Thursday, February 14, 2013

Jack Ryan Five, Jack Ryan One

The vast success of Tom Clancy's Jack Ryan novels in print during the 1980s and after inevitably led to big-screen versions. Three films were made in quick succession in the early 1990s, between 1990 and 1994 - The Hunt for Red October (1990), Patriot Games (1992), and Clear and Present Danger (1994), all of them major feature films, with the last two released as tentpole vehicles in their respective summers after the success of October. While Clear and Present Danger was a success like its predecessors, and military technothrillers continued to appear on the big screen in the 1990s (like the Harrison Ford starrer Air Force One, which one can be forgiven for mistaking for a Ryanverse-based film), it ended up being eight years before the next one, The Sum of All Fears, hit theaters in 2002.

That film's earnings were respectable, but not much more, the movie taking in a little under $200 million globally - the same money as the three earlier films, give or take, which was decent enough in the early '90s, less satisfactory in 2002, after considerable inflation of film budgets and ticket prices. And the idea of cranking out another big budget movie starring Ben Affleck must not have seemed very appealing in the years afterward, when, as always happens, the press's love affair with the actor gave way to the especially nasty post-Gigli backlash, from which he has only recently recovered fully (in large part because of his work behind the camera, with the process ironically completed by yet another spy drama, Argo).

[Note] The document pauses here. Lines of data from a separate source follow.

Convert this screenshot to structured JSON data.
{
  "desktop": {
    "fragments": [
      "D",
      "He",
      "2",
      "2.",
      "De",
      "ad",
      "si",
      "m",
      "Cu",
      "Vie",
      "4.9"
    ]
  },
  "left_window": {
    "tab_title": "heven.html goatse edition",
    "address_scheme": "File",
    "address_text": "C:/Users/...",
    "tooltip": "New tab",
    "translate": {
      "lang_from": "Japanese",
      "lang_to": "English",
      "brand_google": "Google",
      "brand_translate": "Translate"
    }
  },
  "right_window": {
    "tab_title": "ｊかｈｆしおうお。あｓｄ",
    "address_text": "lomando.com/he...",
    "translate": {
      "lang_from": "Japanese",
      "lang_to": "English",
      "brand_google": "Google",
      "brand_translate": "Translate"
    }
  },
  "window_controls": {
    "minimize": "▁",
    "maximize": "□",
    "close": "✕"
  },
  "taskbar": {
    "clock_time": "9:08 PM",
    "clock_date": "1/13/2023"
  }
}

At the same time the Jack Ryan franchise seemed increasingly moribund as a result of the novels' dating and the authors' declining cachet - the years passing without new Clancy novels (from 2003 to 2010, no Ryanverse books appeared), while thriller fashions changed (the technothriller becoming more Dan Brown than Dale Brown). Consequently it was something of a surprise when I learned that a new Ryan movie, inventively titled Jack Ryan, is now in production - helmed by Kenneth Branagh (who also plays Ryan's antagonist), while the titular character is portrayed by Chris Pine, as if the thinking went, "People accepted him in one reboot; why not another?" At last report the film is expected out by Christmas this year.

I wonder at the logic of the move. That the films have been made into blockbusters in the past can make one easily forget that the books do not readily lend themselves easily to this kind of treatment. The sprawl of the plots is lost as the scripts drop many bits and concentrate others to produce a coherent two-hour film, as they must. Also lost are the particular literary pleasures of immersion in technical detail - the plane or submarine that can seem like the star of the book reduced to a prop or a set on screen.

It is also worth remembering that the plots which the novels furnish the series, like all plots reliant on technology and geopolitics, dated quite quickly. The storyline of the Sum of All Fears, a novel situated in that brief moment between the fall of the Berlin Wall and the fall of the Soviet Union, proved sufficiently the stuff of yesteryear for the cinematic adaptation to appear fairly creaky, despite quite a reasonable effort on the part of the writers.

With all this would seem to go the strongest elements of the books while it is worth remembering too that this is not the first time that Hollywood rebooted the series, this also having happened in The Sum of All Fears (which chucked Ryan's biography in favor of having the character as a young analyst starting out at the Agency rather than its Deputy Director, another stumbling block for the plot).1 Still, Hollywood abhors an unutilized IP, and we will all see how this decision turns out soon enough.

1. Ryan's prior career as Marine officer, stock broker and Annapolis professor, and the events of Patriot Games that made intelligence a career for Ryan in the first place, are simply dropped from the film.